Campana points out that they found no evidence of any involvement from the Sicilian Mafia at the time, even through payment of protection money – despite Sicily being a key stage in the smuggling route.
The two indictments prepared by the Palermo unit – totalling some 800 pages – formed a major part of the dataset Campana combed through to code all possible data points: references to times, names, events, exchanges, locations and so on.
Overall, 292 actors (not including migrants) were identified as part of the Lampedusa smuggling ring. 95% were male smugglers operating along the main route, from the Horn of Africa to the Nordic nations in northern Europe – where many migrants hoped to find refuge – via Libya and Italy.
However, the network also extended to Dubai, Israel, Canada, Turkey, Germany and the UK, and included those who kidnap for ransom in the deserts of Libya, and Tripoli militiamen who take bribes to let migrants out of detention centres.
“People specialise,” said Campana. “There was a clear separation between those providing smuggling services, those kidnapping for ransom, and those, like the militias, ‘governing’ spaces and supplying protection.”
He also detected signs of rudimentary hierarchy among smugglers in some stages of the route, which roughly divide into ‘organiser’ and ‘aide’.
“Organisers are individuals who give orders but don’t receive them, while aides are highly dependent on organisers for their activities. Organisers make up some 15% of the smuggling network and the remaining 85% occupy a lower ranking aide position.”

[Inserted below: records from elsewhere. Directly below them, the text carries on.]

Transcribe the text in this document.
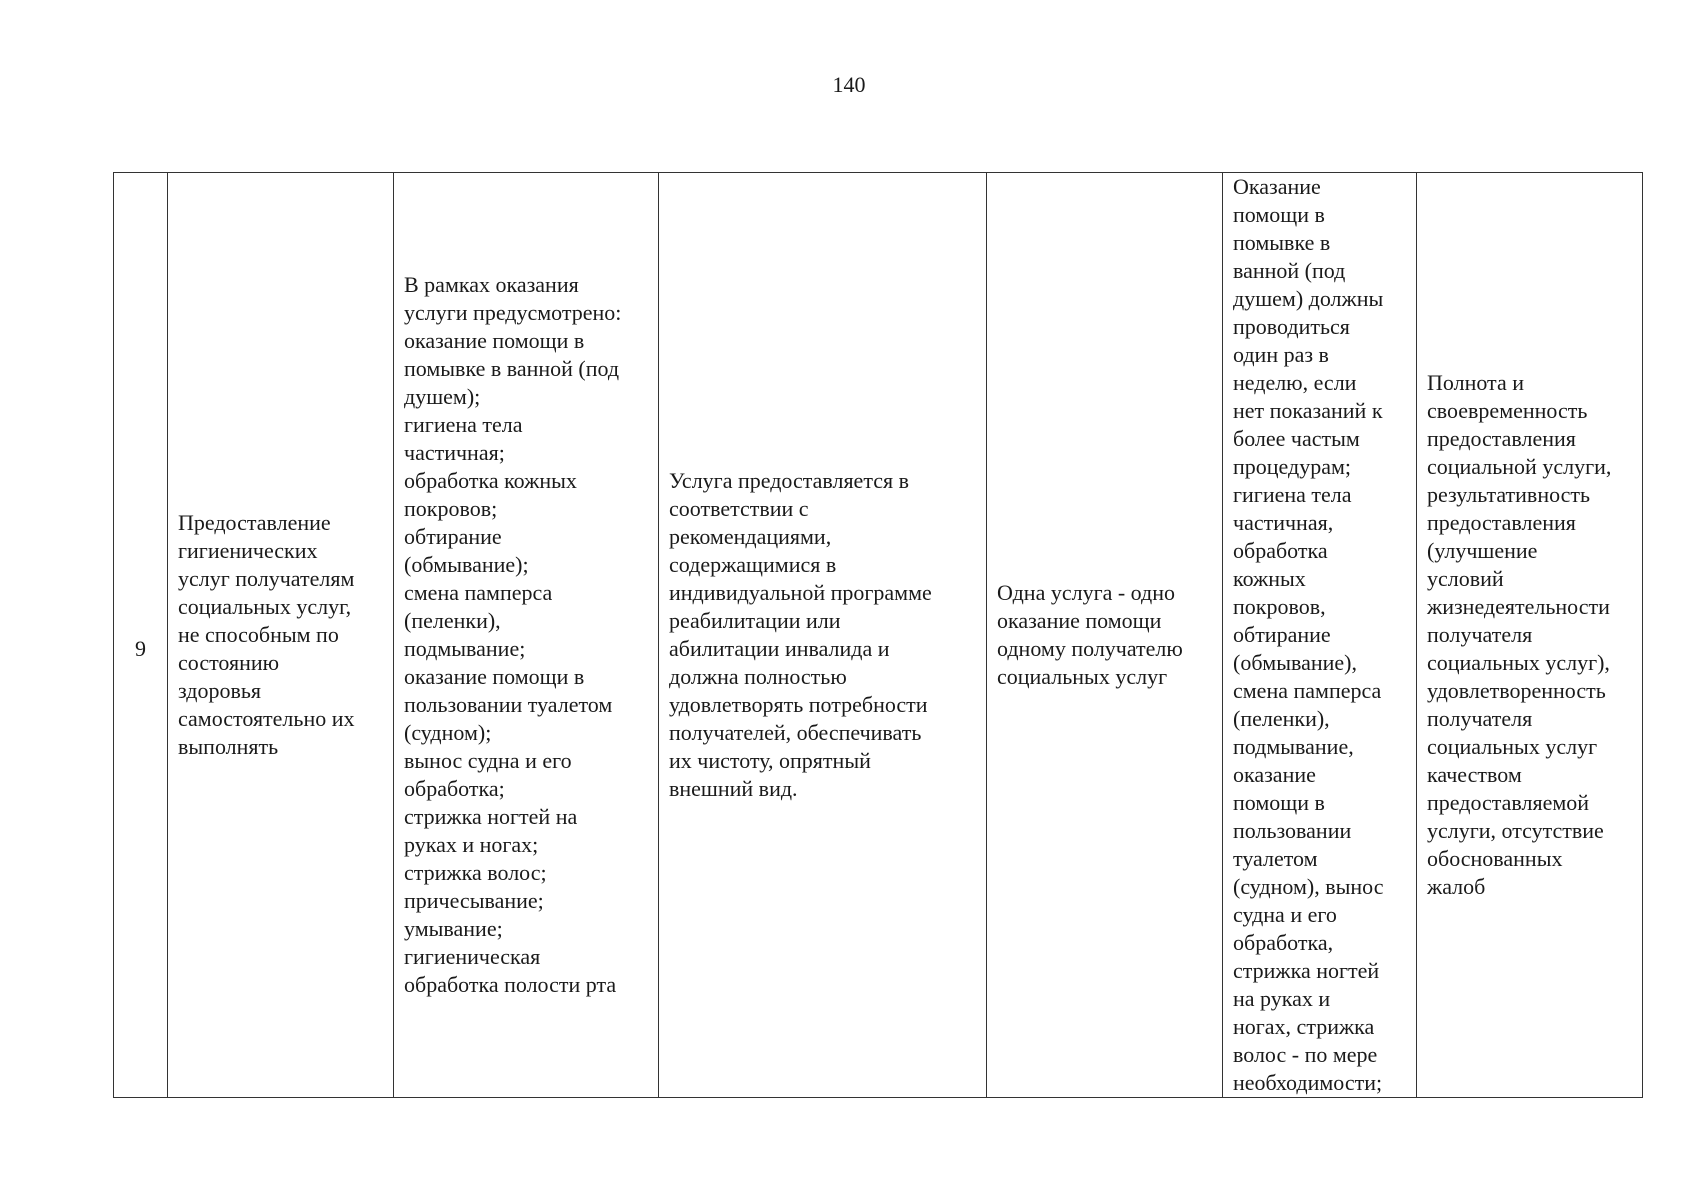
140

9
	Предоставление
гигиенических
услуг получателям
социальных услуг,
не способным по
состоянию
здоровья
самостоятельно их
выполнять	В рамках оказания
услуги предусмотрено:
оказание помощи в
помывке в ванной (под
душем);
гигиена тела
частичная;
обработка кожных
покровов;
обтирание
(обмывание);
смена памперса
(пеленки),
подмывание;
оказание помощи в
пользовании туалетом
(судном);
вынос судна и его
обработка;
стрижка ногтей на
руках и ногах;
стрижка волос;
причесывание;
умывание;
гигиеническая
обработка полости рта	Услуга предоставляется в
соответствии с
рекомендациями,
содержащимися в
индивидуальной программе
реабилитации или
абилитации инвалида и
должна полностью
удовлетворять потребности
получателей, обеспечивать
их чистоту, опрятный
внешний вид.	Одна услуга - одно
оказание помощи
одному получателю
социальных услуг	Оказание
помощи в
помывке в
ванной (под
душем) должны
проводиться
один раз в
неделю, если
нет показаний к
более частым
процедурам;
гигиена тела
частичная,
обработка
кожных
покровов,
обтирание
(обмывание),
смена памперса
(пеленки),
подмывание,
оказание
помощи в
пользовании
туалетом
(судном), вынос
судна и его
обработка,
стрижка ногтей
на руках и
ногах, стрижка
волос - по мере
необходимости;	Полнота и
своевременность
предоставления
социальной услуги,
результативность
предоставления
(улучшение
условий
жизнедеятельности
получателя
социальных услуг),
удовлетворенность
получателя
социальных услуг
качеством
предоставляемой
услуги, отсутствие
обоснованных
жалоб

The network models built by Campana show that those who operate in the same stage of the journey are almost seven times more likely to have some link with each other. “Even in a network that traverses the hemispheres, it is the local dimension that is still crucial,” he said.
Moreover, Campana found that those who share the same network position as either organiser or aide are three times less likely to have any tie. “There is little contact between fellow organisers, reinforcing the impression of smugglers as free-trading independents. Business opportunities tear coordination apart,” he said.
Indeed, a focused analysis of a sub-network of 28 smugglers revealed that those based in Italy who tapped directly into the Libyan ‘marketplace’ had very little contact with each other.
Wiretaps and testimonials suggest that migrants have to pay separate vendors for each leg of the journey. Payment was often done in advance though Hawala, an informal money transfer system based on trust.
One wiretap reveals a charge of $3600 for a couple to cross the Mediterranean. Another wiretapped smuggler charges €150 per person for a car trip from Sicily to Rome.
“Reputation is crucial in a competitive market, and the wiretaps show how much value smugglers place on their reputation,” said Campana.
One smuggler was recorded reproaching another for overcrowding a boat, comparing it to the way a dirty bathroom reflects badly on everyone who shares the house.
In fact, the wiretaps reveal that the loss of life in the Lampedusa disaster led to compensation being paid to families by smugglers scared of losing future business.
“Authorities may wish to deliberately tarnish the reputation of smugglers in order to shut down their business,” said Campana.
“Criminal justice responses require the adoption of coordinated tactics involving all countries along the route to target these localised clusters of offenders simultaneously.
“This is a market driven by exponential demand, and it is that demand which should be targeted. Land-based policies such as refugee resettlement schemes are politically difficult, but might ultimately prove more fruitful in stemming the smuggling tide than naval operations.”